Although at first restricted to the domain of screening, SA2 is also moving toward becoming a more general-purpose software that deals with chemical libraries in a broad sense. Hence, there is again considerable room for adding new chemoinformatics, datamining or Structure-activity relationship features that are more specific to the analysis of small to medium-sized datasets. The first step toward this was taken by adding a graph similarity view (see “Implementation” section, or the official documentation), which is primarily useful to perform SAR on small (one or two thousand molecules) datasets. A Self-organizing map module is also on its way, which will provide a complementary non-linear method to the PCA currently available in SA2.

Conclusions

Screening Assistant 2 complements the growing ecosystem of modeling tools by providing a set of chemoinformatics facilities integrated in a database environment. It facilitates the management of chemical libraries through an intuitive and interactive graphical interface, and provides a set of advanced methods to analyse and exploit their content. As with any new software, there are still many improvements that can be made, and probably even more directions to take. Special care was taken to provide a comprehensive documentation for both users and developers. We therefore encourage anyone to feed the project with remarks, new ideas and features, and hope that the software will be useful to the community.
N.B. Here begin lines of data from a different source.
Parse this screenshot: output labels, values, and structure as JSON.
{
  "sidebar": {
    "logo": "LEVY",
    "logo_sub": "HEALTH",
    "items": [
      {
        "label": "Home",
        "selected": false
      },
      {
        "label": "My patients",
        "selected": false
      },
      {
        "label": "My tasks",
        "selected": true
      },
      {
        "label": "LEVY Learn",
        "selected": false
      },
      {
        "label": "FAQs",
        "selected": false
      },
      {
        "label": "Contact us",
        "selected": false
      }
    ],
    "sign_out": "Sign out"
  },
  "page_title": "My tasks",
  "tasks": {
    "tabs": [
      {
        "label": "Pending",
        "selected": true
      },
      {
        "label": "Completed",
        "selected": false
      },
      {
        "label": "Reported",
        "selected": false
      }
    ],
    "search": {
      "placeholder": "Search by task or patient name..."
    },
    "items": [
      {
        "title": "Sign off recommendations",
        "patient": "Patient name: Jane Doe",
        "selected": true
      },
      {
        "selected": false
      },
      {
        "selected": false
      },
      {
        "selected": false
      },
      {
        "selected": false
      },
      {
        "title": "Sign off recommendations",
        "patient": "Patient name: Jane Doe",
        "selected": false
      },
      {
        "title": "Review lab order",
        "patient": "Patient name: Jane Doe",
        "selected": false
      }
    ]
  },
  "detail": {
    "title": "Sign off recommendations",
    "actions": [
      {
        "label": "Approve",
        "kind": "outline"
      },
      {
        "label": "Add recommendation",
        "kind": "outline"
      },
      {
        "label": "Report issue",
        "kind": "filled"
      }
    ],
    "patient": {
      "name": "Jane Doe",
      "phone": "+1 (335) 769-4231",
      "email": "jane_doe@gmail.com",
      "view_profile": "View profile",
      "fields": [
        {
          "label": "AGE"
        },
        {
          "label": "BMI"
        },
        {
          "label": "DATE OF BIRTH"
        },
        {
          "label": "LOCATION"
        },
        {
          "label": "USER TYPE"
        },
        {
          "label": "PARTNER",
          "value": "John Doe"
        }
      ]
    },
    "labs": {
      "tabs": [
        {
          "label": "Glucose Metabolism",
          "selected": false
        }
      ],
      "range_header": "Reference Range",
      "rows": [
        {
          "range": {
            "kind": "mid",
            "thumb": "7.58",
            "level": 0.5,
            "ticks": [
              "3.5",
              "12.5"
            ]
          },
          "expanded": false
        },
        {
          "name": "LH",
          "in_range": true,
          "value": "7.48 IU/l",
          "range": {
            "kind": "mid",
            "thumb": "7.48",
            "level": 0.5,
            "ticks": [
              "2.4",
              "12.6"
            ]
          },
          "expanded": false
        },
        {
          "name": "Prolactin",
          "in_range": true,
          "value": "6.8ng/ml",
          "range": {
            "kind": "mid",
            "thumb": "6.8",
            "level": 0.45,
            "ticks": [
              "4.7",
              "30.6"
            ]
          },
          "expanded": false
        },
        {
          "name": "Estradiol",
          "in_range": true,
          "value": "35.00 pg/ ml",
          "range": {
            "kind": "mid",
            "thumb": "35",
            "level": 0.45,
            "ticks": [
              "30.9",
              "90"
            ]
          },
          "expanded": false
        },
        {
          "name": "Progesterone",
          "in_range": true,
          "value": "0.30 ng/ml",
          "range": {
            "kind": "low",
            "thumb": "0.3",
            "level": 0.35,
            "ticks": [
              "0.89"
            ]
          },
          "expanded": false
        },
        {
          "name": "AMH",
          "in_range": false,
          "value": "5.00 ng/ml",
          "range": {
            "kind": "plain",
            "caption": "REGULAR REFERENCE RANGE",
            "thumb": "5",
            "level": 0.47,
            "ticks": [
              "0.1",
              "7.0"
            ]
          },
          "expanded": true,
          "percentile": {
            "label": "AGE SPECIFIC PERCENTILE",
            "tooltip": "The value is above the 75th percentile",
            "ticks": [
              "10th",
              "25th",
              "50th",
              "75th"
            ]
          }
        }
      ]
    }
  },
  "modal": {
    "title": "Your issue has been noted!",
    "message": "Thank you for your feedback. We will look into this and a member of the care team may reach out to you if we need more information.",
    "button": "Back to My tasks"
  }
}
Availability and requirements

Project name: SA2

Project home page: http://sa2.sourceforge.net/

Operating system(s): Platform independent

Programming language: JAVA / SQL

Other requirements: Java 1.6.0 or higher http://java.sun.com/, MySQL 5.1 or higher http://dev.mysql.com/downloads/mysql/, and the NetBeans Platform 6.9.1 for developers willing to add new modules http://netbeans.org/features/platform/.

License

Screening Assistant 2 is released under the terms of the GNU General Public License as published by the Free Software Foundation; either version 2 of the License, or (at your option) any later version.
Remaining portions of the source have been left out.